If you want to draw a bar chart of this data with a continuous temporal axis,
you'll need to know that the bars are one month wide.
Incorrectly thinking it's daily data would lead to really skinny bars that are a month apart from eachother.
Knowing the grain is also helpful for imputing missing data and generating reasonable ticks/labels.
How to use it
The library's default export is a function, detectTimeGrain
.
It takes a list of Javascript date objects or ISO 8601 strings.
detectTimeGrain(["2000-01-01", "2000-01-02"])
detectTimeGrain([new Date(2000, 0, 1), new Date(2000, 0, 2)])
The return value is an object with two keys unit
and count
.
The call above would return this object:
{ unit: 'day', count: 1 }
The count
property is usually 1
, but sometimes a multiple of the base unit is a better fit:
detectTimeGrain(["2000-01-01", "2010-01-01", "2020-01-01"])
// => { unit: 'year', count: 10 }
Algorithm
We want to pick the biggest unit where all the values fall along boundaries.
The basic algorithm checks for alignment along increasingly large grains. As soon as some grain fails, we know the previous grain was the largest.
The main iteration is almost a one-liner. Most of the logic lives in these "alignment" functions defined for each grain.
There are a few complications to this discussed below.
Timezones
Timezones complicate this algorithm by making it hard to see when dates fall on some boundary.
The timestamp 2000-06-11T12:00:00Z
looks like it doesn't fall on the boundary between days, but it does in Auckland, New Zealand.
This library tries to be generous.
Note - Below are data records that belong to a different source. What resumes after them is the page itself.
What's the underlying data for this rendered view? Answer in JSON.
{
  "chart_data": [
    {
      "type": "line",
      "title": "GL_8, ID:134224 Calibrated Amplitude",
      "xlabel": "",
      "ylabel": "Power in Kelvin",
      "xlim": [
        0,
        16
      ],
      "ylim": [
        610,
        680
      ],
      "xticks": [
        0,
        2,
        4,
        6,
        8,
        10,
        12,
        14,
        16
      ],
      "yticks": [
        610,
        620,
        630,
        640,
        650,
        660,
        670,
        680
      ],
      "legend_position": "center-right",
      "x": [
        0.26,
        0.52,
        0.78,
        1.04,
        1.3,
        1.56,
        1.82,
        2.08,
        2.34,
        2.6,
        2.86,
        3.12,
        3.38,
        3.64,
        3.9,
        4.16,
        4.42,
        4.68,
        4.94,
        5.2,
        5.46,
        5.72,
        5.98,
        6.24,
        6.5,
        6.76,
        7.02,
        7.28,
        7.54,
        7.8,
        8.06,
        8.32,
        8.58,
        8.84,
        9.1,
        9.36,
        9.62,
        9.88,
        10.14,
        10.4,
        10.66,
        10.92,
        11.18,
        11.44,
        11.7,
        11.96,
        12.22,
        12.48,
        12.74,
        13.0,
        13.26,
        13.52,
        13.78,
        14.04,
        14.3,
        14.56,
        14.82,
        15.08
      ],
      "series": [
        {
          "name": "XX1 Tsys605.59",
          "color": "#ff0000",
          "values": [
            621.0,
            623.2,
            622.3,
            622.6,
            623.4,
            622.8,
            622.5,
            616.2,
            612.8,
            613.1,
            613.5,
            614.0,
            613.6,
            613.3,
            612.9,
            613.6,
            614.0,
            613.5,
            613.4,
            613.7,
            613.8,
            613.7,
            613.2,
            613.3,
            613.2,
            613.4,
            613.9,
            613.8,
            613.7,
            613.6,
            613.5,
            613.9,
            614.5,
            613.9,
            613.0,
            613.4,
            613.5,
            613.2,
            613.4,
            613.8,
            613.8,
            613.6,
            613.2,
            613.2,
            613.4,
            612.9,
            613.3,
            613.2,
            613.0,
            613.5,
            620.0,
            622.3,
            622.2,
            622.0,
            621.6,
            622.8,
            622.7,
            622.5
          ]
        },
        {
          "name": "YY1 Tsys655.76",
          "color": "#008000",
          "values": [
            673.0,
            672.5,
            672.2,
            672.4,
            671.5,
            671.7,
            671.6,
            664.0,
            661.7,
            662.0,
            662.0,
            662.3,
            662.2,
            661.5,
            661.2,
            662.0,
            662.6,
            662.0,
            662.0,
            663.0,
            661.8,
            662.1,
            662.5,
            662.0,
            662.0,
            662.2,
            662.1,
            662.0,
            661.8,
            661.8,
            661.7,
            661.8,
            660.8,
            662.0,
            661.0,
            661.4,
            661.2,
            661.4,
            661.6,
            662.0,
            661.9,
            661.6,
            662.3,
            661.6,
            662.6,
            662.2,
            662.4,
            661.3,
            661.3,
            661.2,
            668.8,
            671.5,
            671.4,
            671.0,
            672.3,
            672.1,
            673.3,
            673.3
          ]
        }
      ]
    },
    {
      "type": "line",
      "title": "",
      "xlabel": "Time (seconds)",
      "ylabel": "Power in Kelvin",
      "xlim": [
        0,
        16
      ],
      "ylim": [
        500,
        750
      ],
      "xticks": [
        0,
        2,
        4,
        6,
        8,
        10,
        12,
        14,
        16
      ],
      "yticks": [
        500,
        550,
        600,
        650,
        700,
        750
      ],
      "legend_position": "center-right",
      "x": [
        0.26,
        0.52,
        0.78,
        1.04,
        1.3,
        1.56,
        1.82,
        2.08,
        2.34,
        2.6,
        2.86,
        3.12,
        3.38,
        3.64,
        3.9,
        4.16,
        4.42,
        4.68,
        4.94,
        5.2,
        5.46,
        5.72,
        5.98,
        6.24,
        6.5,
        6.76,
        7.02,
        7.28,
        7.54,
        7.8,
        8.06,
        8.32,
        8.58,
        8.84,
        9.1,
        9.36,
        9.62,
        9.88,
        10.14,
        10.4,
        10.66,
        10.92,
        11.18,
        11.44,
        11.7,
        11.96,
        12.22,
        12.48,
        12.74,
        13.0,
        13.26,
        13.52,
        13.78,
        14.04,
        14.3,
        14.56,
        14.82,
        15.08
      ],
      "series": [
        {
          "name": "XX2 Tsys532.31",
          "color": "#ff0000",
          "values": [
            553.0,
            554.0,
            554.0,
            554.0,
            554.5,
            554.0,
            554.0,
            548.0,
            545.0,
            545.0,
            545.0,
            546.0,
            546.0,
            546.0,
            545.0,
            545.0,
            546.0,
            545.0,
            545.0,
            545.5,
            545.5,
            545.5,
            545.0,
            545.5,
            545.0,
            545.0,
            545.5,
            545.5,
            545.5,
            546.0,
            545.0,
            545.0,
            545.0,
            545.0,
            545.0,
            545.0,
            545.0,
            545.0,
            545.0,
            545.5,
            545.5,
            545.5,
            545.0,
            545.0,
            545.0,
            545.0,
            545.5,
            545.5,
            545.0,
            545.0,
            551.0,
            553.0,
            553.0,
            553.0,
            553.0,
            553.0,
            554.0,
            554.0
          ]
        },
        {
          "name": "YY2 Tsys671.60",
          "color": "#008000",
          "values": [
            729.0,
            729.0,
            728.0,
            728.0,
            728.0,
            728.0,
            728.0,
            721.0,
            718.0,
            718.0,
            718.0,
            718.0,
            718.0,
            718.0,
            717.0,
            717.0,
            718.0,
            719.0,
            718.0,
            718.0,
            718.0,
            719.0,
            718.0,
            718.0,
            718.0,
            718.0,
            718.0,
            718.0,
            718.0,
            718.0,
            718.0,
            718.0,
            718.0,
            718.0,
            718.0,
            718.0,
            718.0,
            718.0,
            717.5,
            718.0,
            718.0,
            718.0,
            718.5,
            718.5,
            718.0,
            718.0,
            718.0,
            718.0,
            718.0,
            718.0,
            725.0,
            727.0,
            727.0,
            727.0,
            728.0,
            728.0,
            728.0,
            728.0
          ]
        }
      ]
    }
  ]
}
If a series of timestamps all could fall on a boundary in some timezone, it considers that boundary a valid grain. We can't do this perfectly without a database of timezones, but we can be slightly more permissive than reality and still perform well on real data.
e.g. when checking for date alignment:
["2000-01-01T23:00:00Z", "2000-01-02T23:00:00Z", "2000-01-03T23:00:00Z"]
["2000-01-01T23:00:00Z", "2000-01-02T22:00:00Z", "2000-01-03T21:00:00Z"]
Implementation Note
Javascript's Date class is limited to work in UTC or the local time. For example, there's no ability to get the time of day in US/Pacific unless you happen to be running in that timezone. This library should function the same in any system timezone, so the code only uses the UTC methods.
Once Temporal is widely available, I'd like to update this so it can optionally incorporate explicit timezone information.
Daylight savings
Many timezones around the world shift their UTC offset twice a year. This compounds the complexities of timezone offsets, since multiple offsets are valid in the same dataset.
Weeks
If a series of timestamps fall on year intervals, they also are aligned on months, days, hours, etc. This pattern lets us check grains and find the largest acceptable.
Weeks break this pattern. Dates that are aligned on month or year boundaries likely fall on different days of the week. The code has a notion of "skippable" grains to account for weeks.